[clug] For dyndns junkies

Bryan Kilgallin (iiNet) kilgallin at iinet.net.au
Tue Aug 22 11:10:42 UTC 2017


Thanks for the history, Scott:

> WA was a
> bit behind the rest of Australia when it came to IT as part of the
> secondary school syllabus - and prior to '91 what is now the Edith Cowan
> Uni only provided teacher training.

In `89 it was churning out accountants. Their programming language was 
COBOL.

> 1979 saw computers being deployed at Telecom (now Telstra) - with
> several networking protocols being part of tech training.

 From `78 to `80 I was with Western Geophysical in Dhahran, Saudi.
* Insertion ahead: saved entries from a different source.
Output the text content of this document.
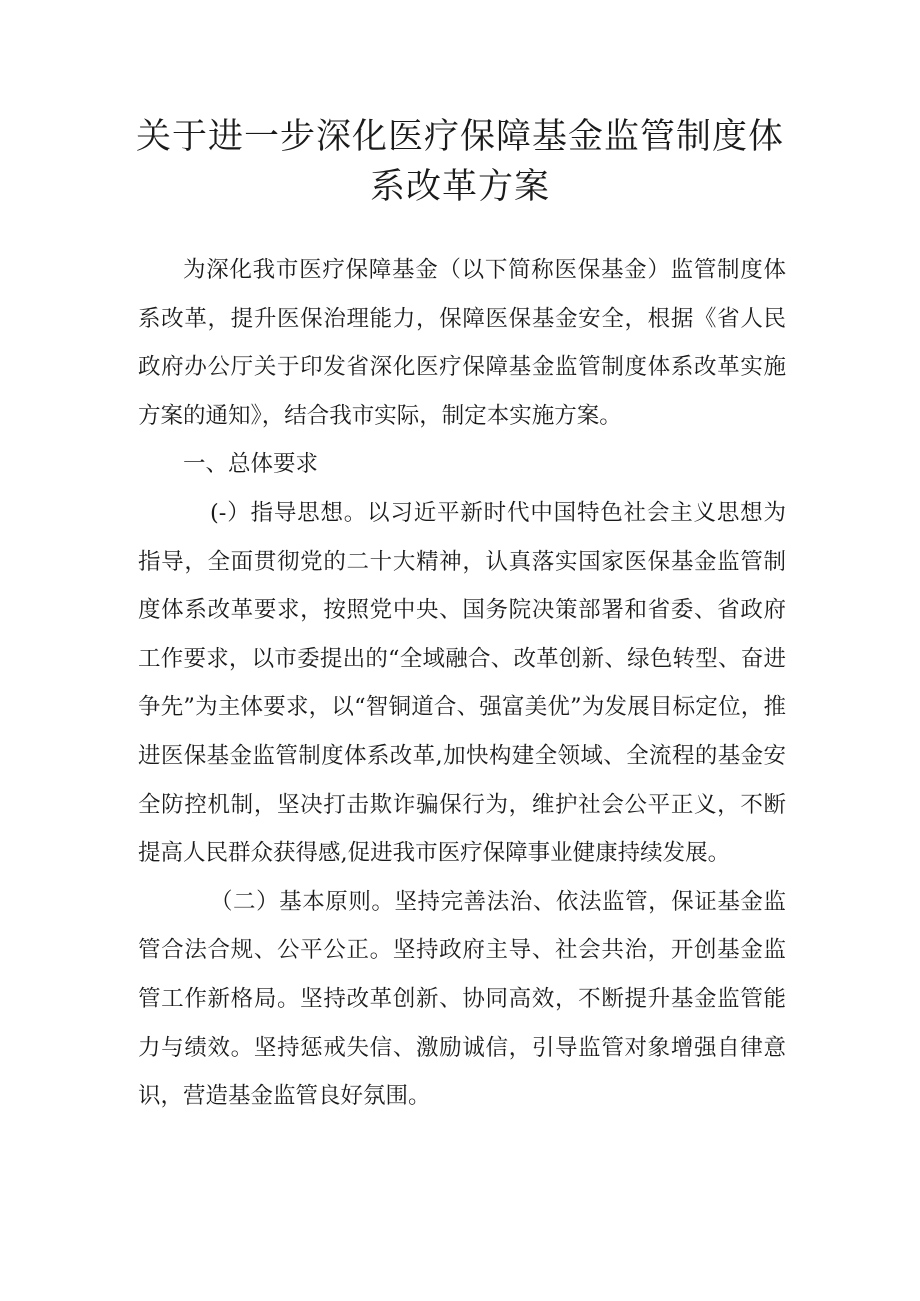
关于进一步深化医疗保障基金监管制度体
系改革方案

为深化我市医疗保障基金（以下简称医保基金）监管制度体系改革，提升医保治理能力，保障医保基金安全，根据《省人民政府办公厅关于印发省深化医疗保障基金监管制度体系改革实施方案的通知》，结合我市实际，制定本实施方案。

一、总体要求

(-）指导思想。以习近平新时代中国特色社会主义思想为指导，全面贯彻党的二十大精神，认真落实国家医保基金监管制度体系改革要求，按照党中央、国务院决策部署和省委、省政府工作要求，以市委提出的“全域融合、改革创新、绿色转型、奋进争先”为主体要求，以“智铜道合、强富美优”为发展目标定位，推进医保基金监管制度体系改革,加快构建全领域、全流程的基金安全防控机制，坚决打击欺诈骗保行为，维护社会公平正义，不断提高人民群众获得感,促进我市医疗保障事业健康持续发展。

（二）基本原则。坚持完善法治、依法监管，保证基金监管合法合规、公平公正。坚持政府主导、社会共治，开创基金监管工作新格局。坚持改革创新、协同高效，不断提升基金监管能力与绩效。坚持惩戒失信、激励诚信，引导监管对象增强自律意识，营造基金监管良好氛围。
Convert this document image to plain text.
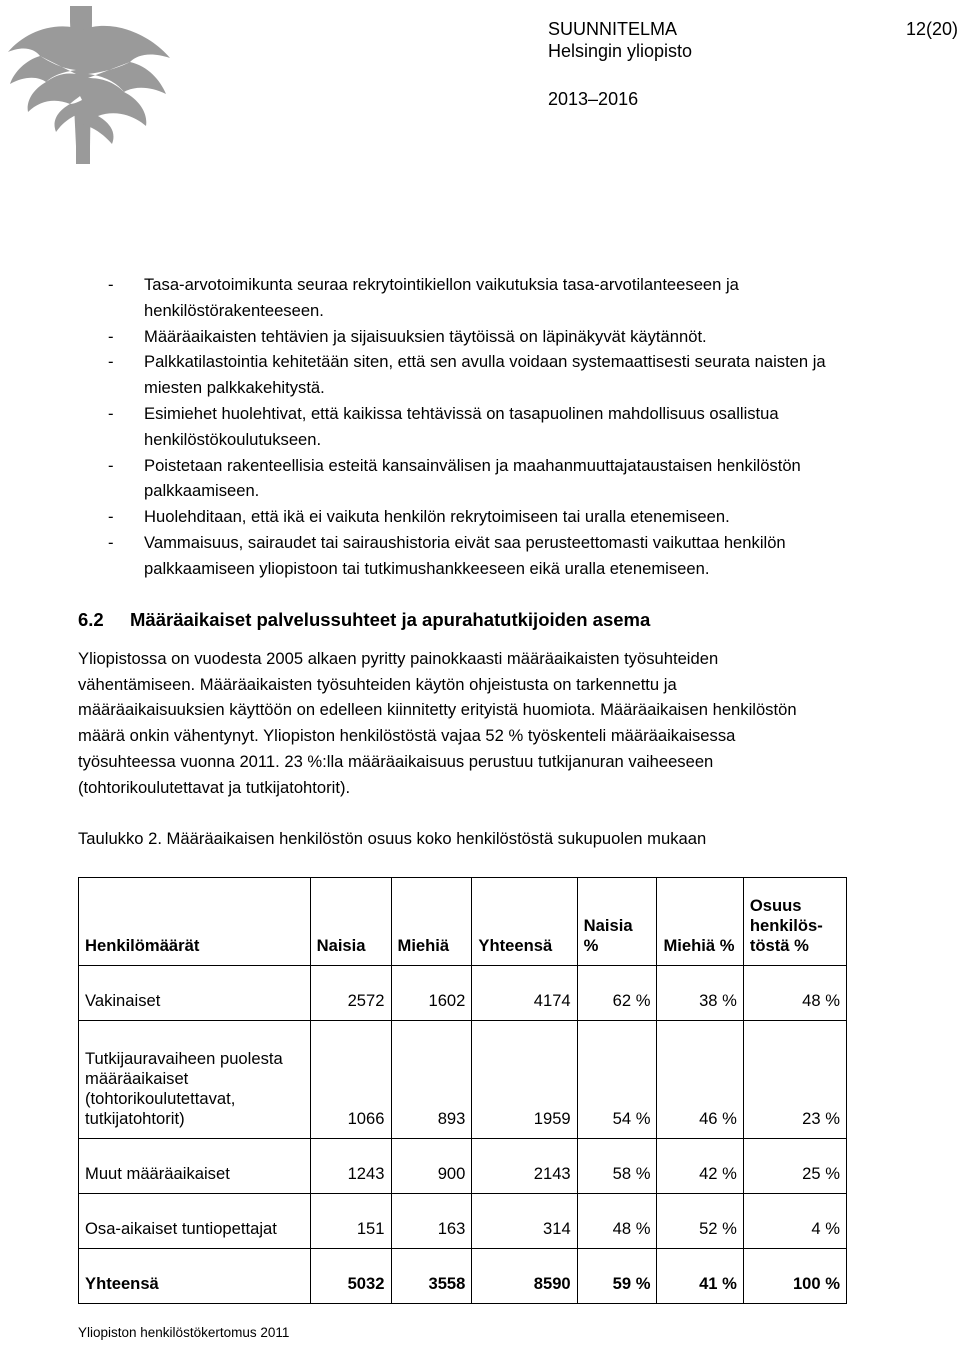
SUUNNITELMA
Helsingin yliopisto
2013–2016
12(20)
- Tasa-arvotoimikunta seuraa rekrytointikiellon vaikutuksia tasa-arvotilanteeseen ja henkilöstörakenteeseen.
- Määräaikaisten tehtävien ja sijaisuuksien täytöissä on läpinäkyvät käytännöt.
- Palkkatilastointia kehitetään siten, että sen avulla voidaan systemaattisesti seurata naisten ja miesten palkkakehitystä.
- Esimiehet huolehtivat, että kaikissa tehtävissä on tasapuolinen mahdollisuus osallistua henkilöstökoulutukseen.
- Poistetaan rakenteellisia esteitä kansainvälisen ja maahanmuuttajataustaisen henkilöstön palkkaamiseen.
- Huolehditaan, että ikä ei vaikuta henkilön rekrytoimiseen tai uralla etenemiseen.
- Vammaisuus, sairaudet tai sairaushistoria eivät saa perusteettomasti vaikuttaa henkilön palkkaamiseen yliopistoon tai tutkimushankkeeseen eikä uralla etenemiseen.
6.2 Määräaikaiset palvelussuhteet ja apurahatutkijoiden asema

Yliopistossa on vuodesta 2005 alkaen pyritty painokkaasti määräaikaisten työsuhteiden vähentämiseen. Määräaikaisten työsuhteiden käytön ohjeistusta on tarkennettu ja määräaikaisuuksien käyttöön on edelleen kiinnitetty erityistä huomiota. Määräaikaisen henkilöstön määrä onkin vähentynyt. Yliopiston henkilöstöstä vajaa 52 % työskenteli määräaikaisessa työsuhteessa vuonna 2011. 23 %:lla määräaikaisuus perustuu tutkijanuran vaiheeseen (tohtorikoulutettavat ja tutkijatohtorit).

Taulukko 2. Määräaikaisen henkilöstön osuus koko henkilöstöstä sukupuolen mukaan

Henkilömäärät	Naisia	Miehiä	Yhteensä	Naisia %	Miehiä %	Osuus henkilös-töstä %
Vakinaiset	2572	1602	4174	62 %	38 %	48 %
Tutkijauravaiheen puolesta määräaikaiset (tohtorikoulutettavat, tutkijatohtorit)	1066	893	1959	54 %	46 %	23 %
Muut määräaikaiset	1243	900	2143	58 %	42 %	25 %
Osa-aikaiset tuntiopettajat	151	163	314	48 %	52 %	4 %
Yhteensä	5032	3558	8590	59 %	41 %	100 %

Yliopiston henkilöstökertomus 2011
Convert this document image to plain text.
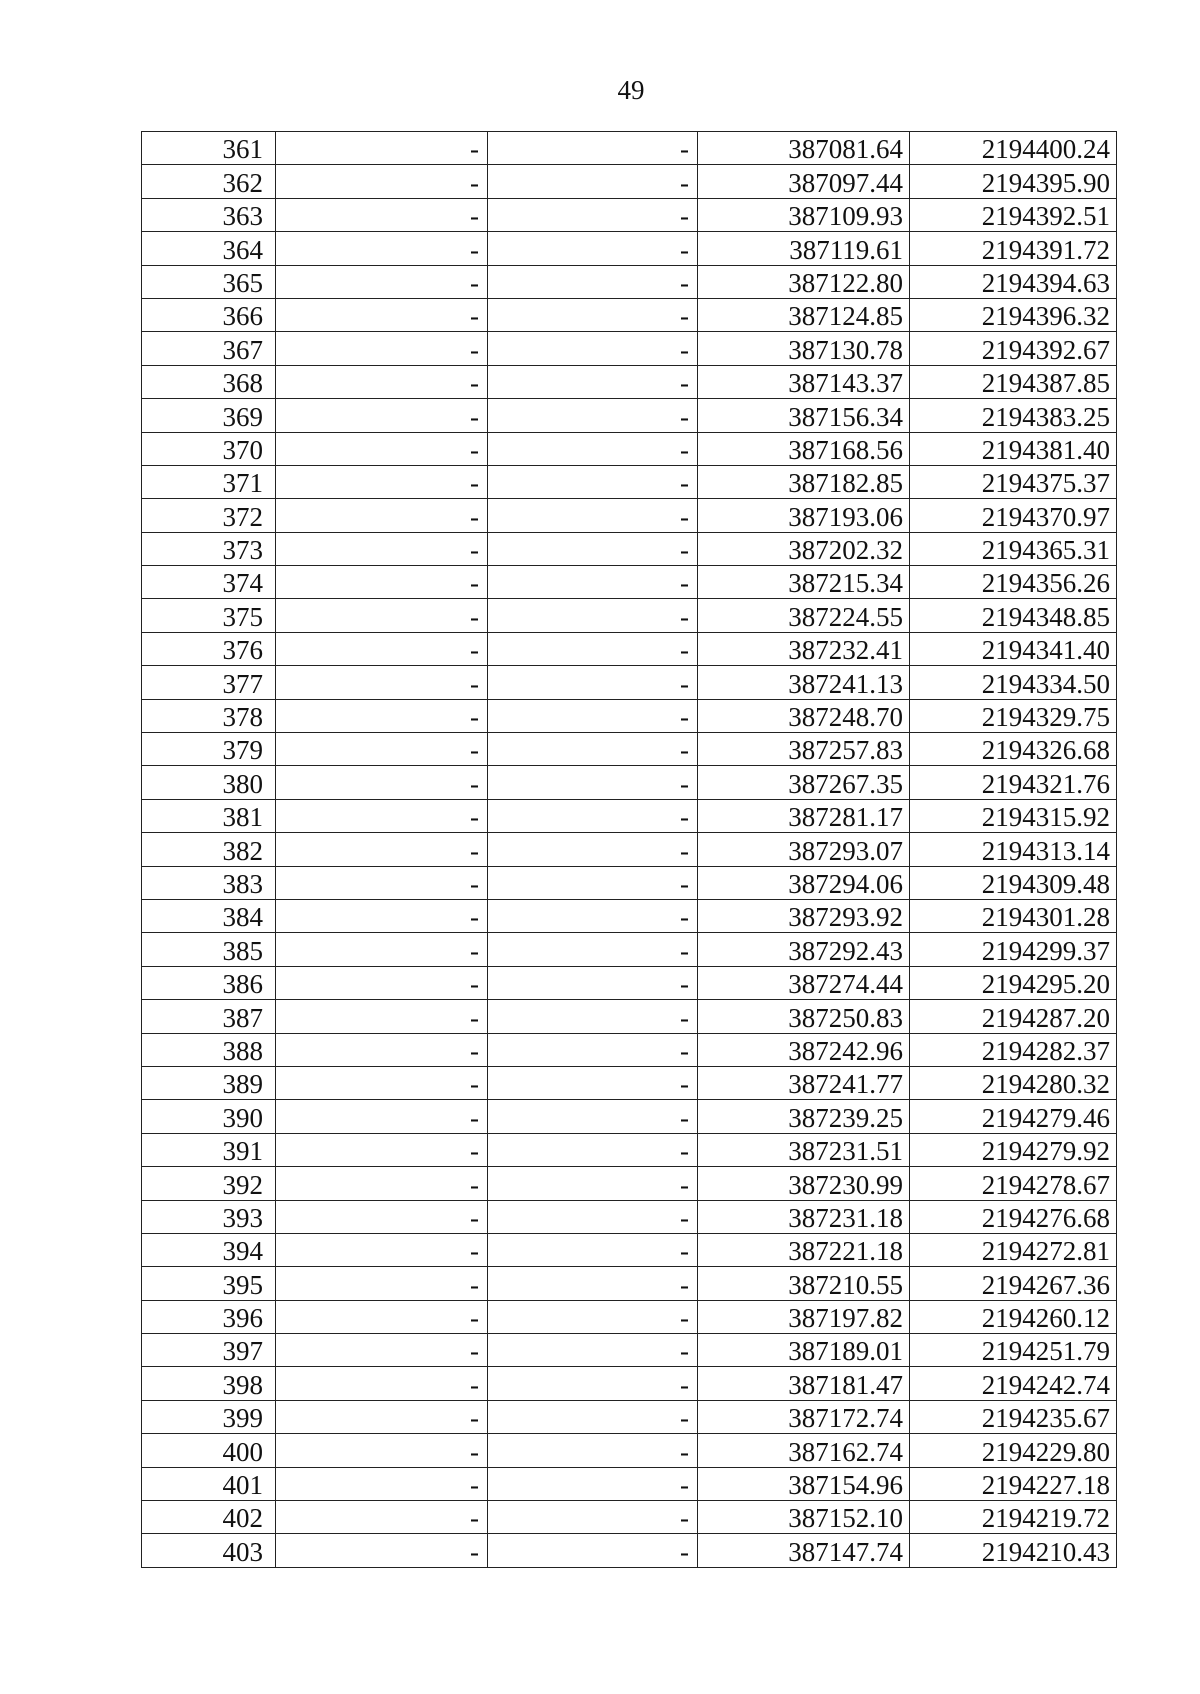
49
361	-	-	387081.64	2194400.24
362	-	-	387097.44	2194395.90
363	-	-	387109.93	2194392.51
364	-	-	387119.61	2194391.72
365	-	-	387122.80	2194394.63
366	-	-	387124.85	2194396.32
367	-	-	387130.78	2194392.67
368	-	-	387143.37	2194387.85
369	-	-	387156.34	2194383.25
370	-	-	387168.56	2194381.40
371	-	-	387182.85	2194375.37
372	-	-	387193.06	2194370.97
373	-	-	387202.32	2194365.31
374	-	-	387215.34	2194356.26
375	-	-	387224.55	2194348.85
376	-	-	387232.41	2194341.40
377	-	-	387241.13	2194334.50
378	-	-	387248.70	2194329.75
379	-	-	387257.83	2194326.68
380	-	-	387267.35	2194321.76
381	-	-	387281.17	2194315.92
382	-	-	387293.07	2194313.14
383	-	-	387294.06	2194309.48
384	-	-	387293.92	2194301.28
385	-	-	387292.43	2194299.37
386	-	-	387274.44	2194295.20
387	-	-	387250.83	2194287.20
388	-	-	387242.96	2194282.37
389	-	-	387241.77	2194280.32
390	-	-	387239.25	2194279.46
391	-	-	387231.51	2194279.92
392	-	-	387230.99	2194278.67
393	-	-	387231.18	2194276.68
394	-	-	387221.18	2194272.81
395	-	-	387210.55	2194267.36
396	-	-	387197.82	2194260.12
397	-	-	387189.01	2194251.79
398	-	-	387181.47	2194242.74
399	-	-	387172.74	2194235.67
400	-	-	387162.74	2194229.80
401	-	-	387154.96	2194227.18
402	-	-	387152.10	2194219.72
403	-	-	387147.74	2194210.43
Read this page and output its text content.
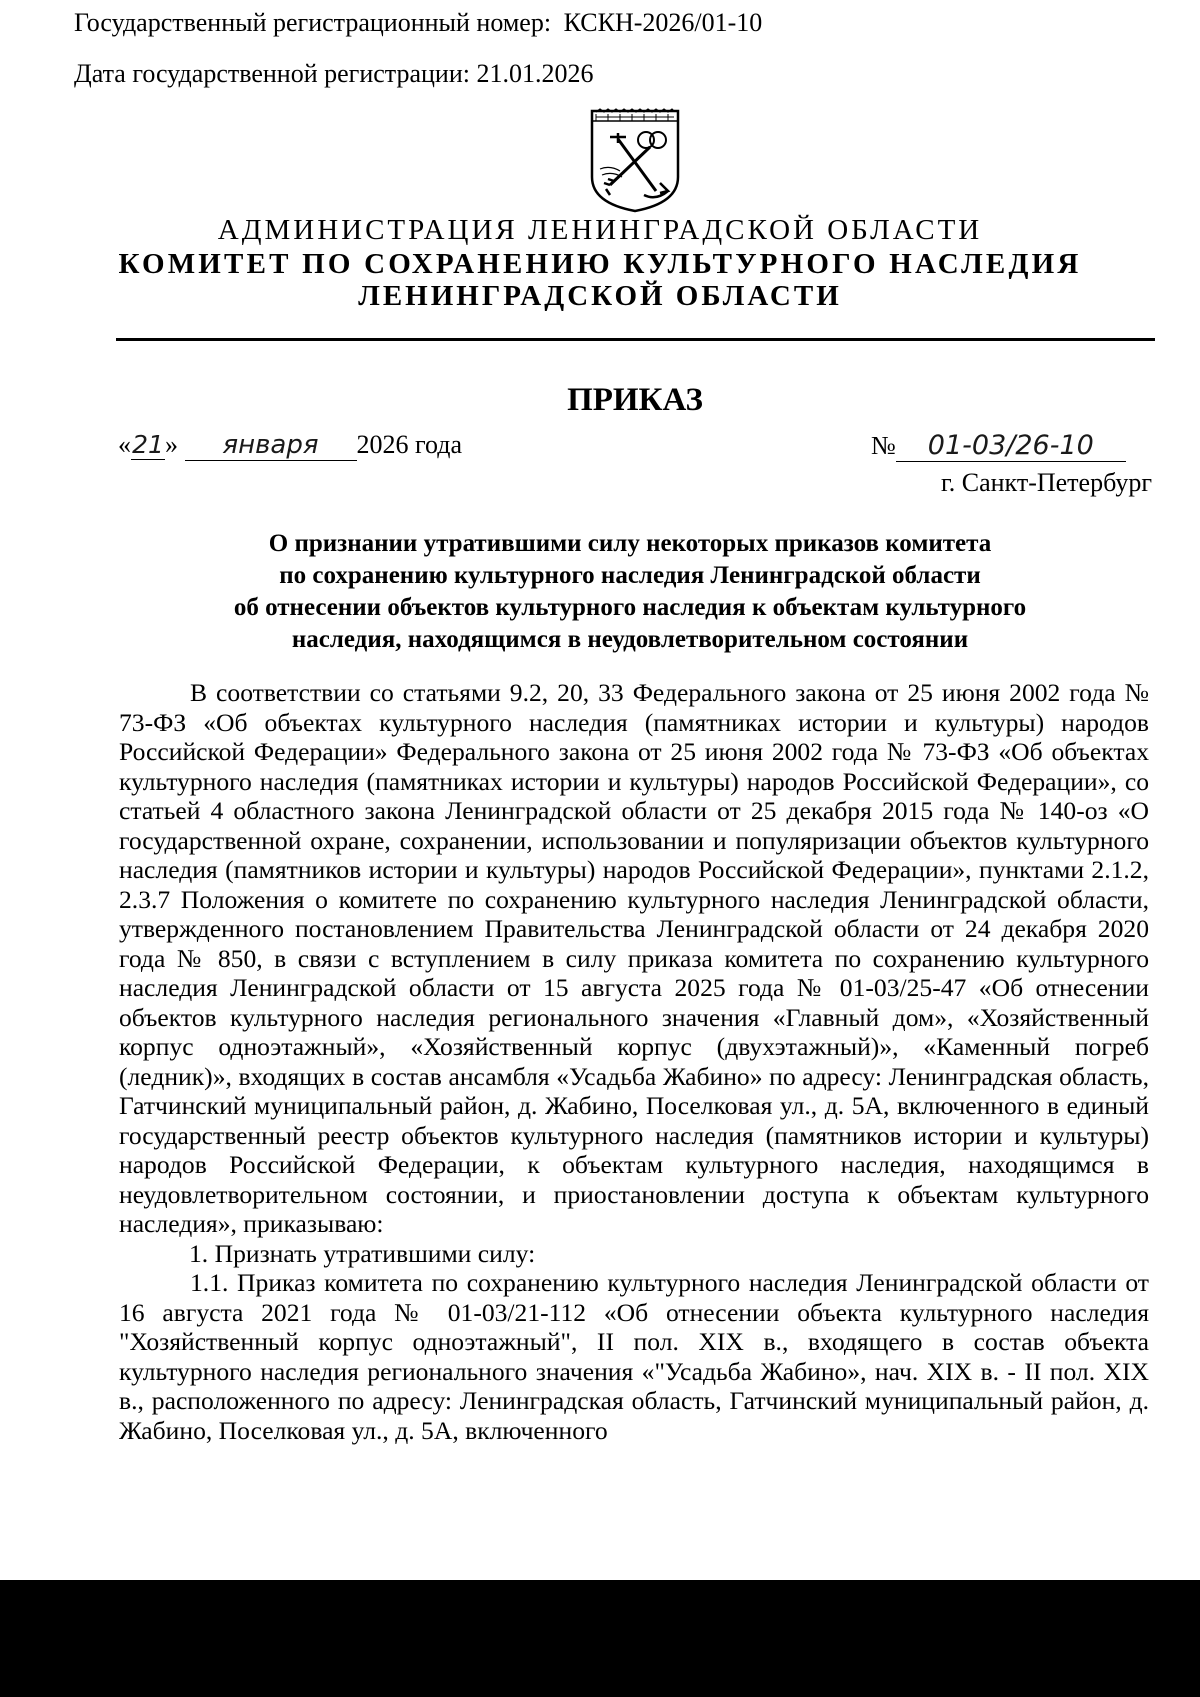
Государственный регистрационный номер: КСКН-2026/01-10
Дата государственной регистрации: 21.01.2026
АДМИНИСТРАЦИЯ ЛЕНИНГРАДСКОЙ ОБЛАСТИ
КОМИТЕТ ПО СОХРАНЕНИЮ КУЛЬТУРНОГО НАСЛЕДИЯ
ЛЕНИНГРАДСКОЙ ОБЛАСТИ
ПРИКАЗ
«21» января 2026 года	№ 01-03/26-10
г. Санкт-Петербург
О признании утратившими силу некоторых приказов комитета
по сохранению культурного наследия Ленинградской области
об отнесении объектов культурного наследия к объектам культурного
наследия, находящимся в неудовлетворительном состоянии

В соответствии со статьями 9.2, 20, 33 Федерального закона от 25 июня 2002 года № 73-ФЗ «Об объектах культурного наследия (памятниках истории и культуры) народов Российской Федерации» Федерального закона от 25 июня 2002 года № 73-ФЗ «Об объектах культурного наследия (памятниках истории и культуры) народов Российской Федерации», со статьей 4 областного закона Ленинградской области от 25 декабря 2015 года № 140-оз «О государственной охране, сохранении, использовании и популяризации объектов культурного наследия (памятников истории и культуры) народов Российской Федерации», пунктами 2.1.2, 2.3.7 Положения о комитете по сохранению культурного наследия Ленинградской области, утвержденного постановлением Правительства Ленинградской области от 24 декабря 2020 года № 850, в связи с вступлением в силу приказа комитета по сохранению культурного наследия Ленинградской области от 15 августа 2025 года № 01-03/25-47 «Об отнесении объектов культурного наследия регионального значения «Главный дом», «Хозяйственный корпус одноэтажный», «Хозяйственный корпус (двухэтажный)», «Каменный погреб (ледник)», входящих в состав ансамбля «Усадьба Жабино» по адресу: Ленинградская область, Гатчинский муниципальный район, д. Жабино, Поселковая ул., д. 5А, включенного в единый государственный реестр объектов культурного наследия (памятников истории и культуры) народов Российской Федерации, к объектам культурного наследия, находящимся в неудовлетворительном состоянии, и приостановлении доступа к объектам культурного наследия», приказываю:

1. Признать утратившими силу:

1.1. Приказ комитета по сохранению культурного наследия Ленинградской области от 16 августа 2021 года № 01-03/21-112 «Об отнесении объекта культурного наследия "Хозяйственный корпус одноэтажный", II пол. XIX в., входящего в состав объекта культурного наследия регионального значения «"Усадьба Жабино», нач. XIX в. - II пол. XIX в., расположенного по адресу: Ленинградская область, Гатчинский муниципальный район, д. Жабино, Поселковая ул., д. 5А, включенного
Using 
TSO (Time Sharing Option), and trying to learn PL/1.

> By 1980 Computer Science was part of the HSC in Victoria (after my time
> as a student) - and networking was just laplink (3-wire serial
> transfer), Base10T, or TokenRing.

In `84, I bought the second Mac sold in Victoria. And at 300 bps, phoned 
a Melbourne bulletin board from Warrnambool.

> Melbourne Uni got their first computer in 1950 and started giving CS
> qualifications shortly after.

In `74 I punched cards for an ICL 1906 mainframe at Southampton Uni, UK. 
The language was BASIC.

> I don't know the early CS history of other
> educational institutions but I suspect Sydney may have led Melbourne
> (the first Melbourne Uni computer came from Sydney).

In `83, UWA's MBA course offered BASIC as the sole computing unit. So I 
commuted to WAIT and learned Systems Analysis and Design instead.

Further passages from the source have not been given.